В настоящее время я нахожусь на начальной стадии такого сравнения, надеясь, помимо прочего, раскрыть обстоятельства, при которых каждая из этих двух
Я убежден, мы слишком долго игнорировали способ, посредством которого знание о природе может неявно воплощаться в жизненном опыте без вмешательства абстрактных критериев или обобщений. Этот опыт передается нам во время обучения и приобщения к профессиональной деятельности предшествующим поколением, которому уже известно, о чем говорит этот опыт. Усваивая достаточное количество образцовых примеров, мы учимся ориентироваться и работать в мире, который наши учителя уже знают.
Это убеждение я связывал прежде всего с нормальной наукой и с ее изменениями в процессе революций, однако выскажу дополнительное замечание. Осознание когнитивной функции образцовых примеров может устранить пятно иррациональности, лежащее на моих прежних высказываниях относительно решений, которые я характеризовал как опирающиеся на идеологию. Если даны примеры успешной работы научной теории и есть общие ценности, поддерживающие деятельность науки, то не нужны особые критерии, чтобы обнаружить, что процесс идет не туда, или сделать выбор в случае конфликта. Напротив, хотя у меня еще нет убедительных подтверждений, я убежден, что одно из различий между моими программами сходств и критериев выразится в особой эффективности, с которой первая работает в ситуациях подобного рода.

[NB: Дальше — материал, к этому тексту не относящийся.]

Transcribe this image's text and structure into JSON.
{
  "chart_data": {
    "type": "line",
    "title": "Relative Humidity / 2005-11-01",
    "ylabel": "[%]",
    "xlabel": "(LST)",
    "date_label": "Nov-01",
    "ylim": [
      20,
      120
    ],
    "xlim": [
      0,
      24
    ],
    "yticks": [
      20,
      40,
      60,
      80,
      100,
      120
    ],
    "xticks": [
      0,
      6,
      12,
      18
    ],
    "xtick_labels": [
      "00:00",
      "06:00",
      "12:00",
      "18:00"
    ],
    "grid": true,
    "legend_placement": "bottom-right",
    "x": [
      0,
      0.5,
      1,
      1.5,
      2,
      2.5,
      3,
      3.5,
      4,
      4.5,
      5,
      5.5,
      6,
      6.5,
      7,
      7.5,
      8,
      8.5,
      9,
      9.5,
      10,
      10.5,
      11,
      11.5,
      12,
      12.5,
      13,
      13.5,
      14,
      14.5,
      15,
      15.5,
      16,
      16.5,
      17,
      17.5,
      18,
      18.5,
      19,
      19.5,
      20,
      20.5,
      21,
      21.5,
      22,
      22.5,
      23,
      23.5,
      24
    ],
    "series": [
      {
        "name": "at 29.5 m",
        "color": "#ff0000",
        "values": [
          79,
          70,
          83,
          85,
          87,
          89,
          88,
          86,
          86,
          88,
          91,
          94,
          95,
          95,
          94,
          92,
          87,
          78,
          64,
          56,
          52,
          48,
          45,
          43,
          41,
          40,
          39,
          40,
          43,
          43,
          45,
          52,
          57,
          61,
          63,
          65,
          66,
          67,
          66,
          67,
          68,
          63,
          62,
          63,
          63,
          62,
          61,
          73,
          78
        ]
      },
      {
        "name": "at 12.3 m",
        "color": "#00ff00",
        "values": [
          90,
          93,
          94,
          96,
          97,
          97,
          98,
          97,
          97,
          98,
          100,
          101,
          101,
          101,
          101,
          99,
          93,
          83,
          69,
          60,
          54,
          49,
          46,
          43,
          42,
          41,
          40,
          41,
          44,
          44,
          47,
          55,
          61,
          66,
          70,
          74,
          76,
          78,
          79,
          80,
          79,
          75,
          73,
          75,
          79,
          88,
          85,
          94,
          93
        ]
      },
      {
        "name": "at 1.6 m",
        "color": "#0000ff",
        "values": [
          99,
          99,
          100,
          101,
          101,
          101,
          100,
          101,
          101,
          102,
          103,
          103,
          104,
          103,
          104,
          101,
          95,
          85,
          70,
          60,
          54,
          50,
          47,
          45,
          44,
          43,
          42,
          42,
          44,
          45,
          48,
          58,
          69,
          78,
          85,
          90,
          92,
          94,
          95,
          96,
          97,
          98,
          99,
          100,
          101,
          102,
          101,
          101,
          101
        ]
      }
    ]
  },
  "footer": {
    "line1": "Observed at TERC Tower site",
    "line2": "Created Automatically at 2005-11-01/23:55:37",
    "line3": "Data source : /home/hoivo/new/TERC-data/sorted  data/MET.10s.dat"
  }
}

Опираясь на эти соображения, я возвращаюсь наконец к проблеме выбора теории и к помощи, которую при этом может оказать перевод. Одной из основ, от которых зависит практика нормальной науки, является усвоенная способность объединять предметы и ситуации в классы сходства. Эти классы являются исходными элементами в том смысле, что объединение осуществляется без предварительного ответа на вопрос: «Сходны в отношении чего?» Тогда одна из сторон всякой революции выражается в том, что некоторые отношения сходства изменяются.
Объекты, которые до революции объединялись в одно множество, после революции могут попасть в разные множества, и наоборот. Представьте Солнце, Луну, Марс и Землю до и после Коперника; свободное падение, маятник и планетарное движение до и после Галилея; или соли, сплавы и соединение серы с железом до и после Дальтона.
Поскольку большинство объектов даже после изменения множеств продолжает группироваться вместе, обозначения этих множеств чаще всего сохраняются. Тем не менее перенос некоторого подмножества в другое множество может решающим образом повлиять на сеть взаимоотношений между множествами. Перенос металлов из множества соединений в множество элементов был частью новой теории горения, окисления и разницы между физическими и химическими комбинациями. Когда появляются такие перераспределения объектов среди множеств, основанных на сходстве, два человека, которые общались между собой с полным взаимопониманием, внезапно могут обнаружить, что на одни и те же стимулы они реагируют посредством несовместимых описаний или обобщений. Поскольку ни один из них не может сказать: «Я употребляю слово «элемент» («смесь», «планета» или «свободное движение») согласно таким-то и таким критериям», очень трудно выделить и устранить источник нарушения коммуникации.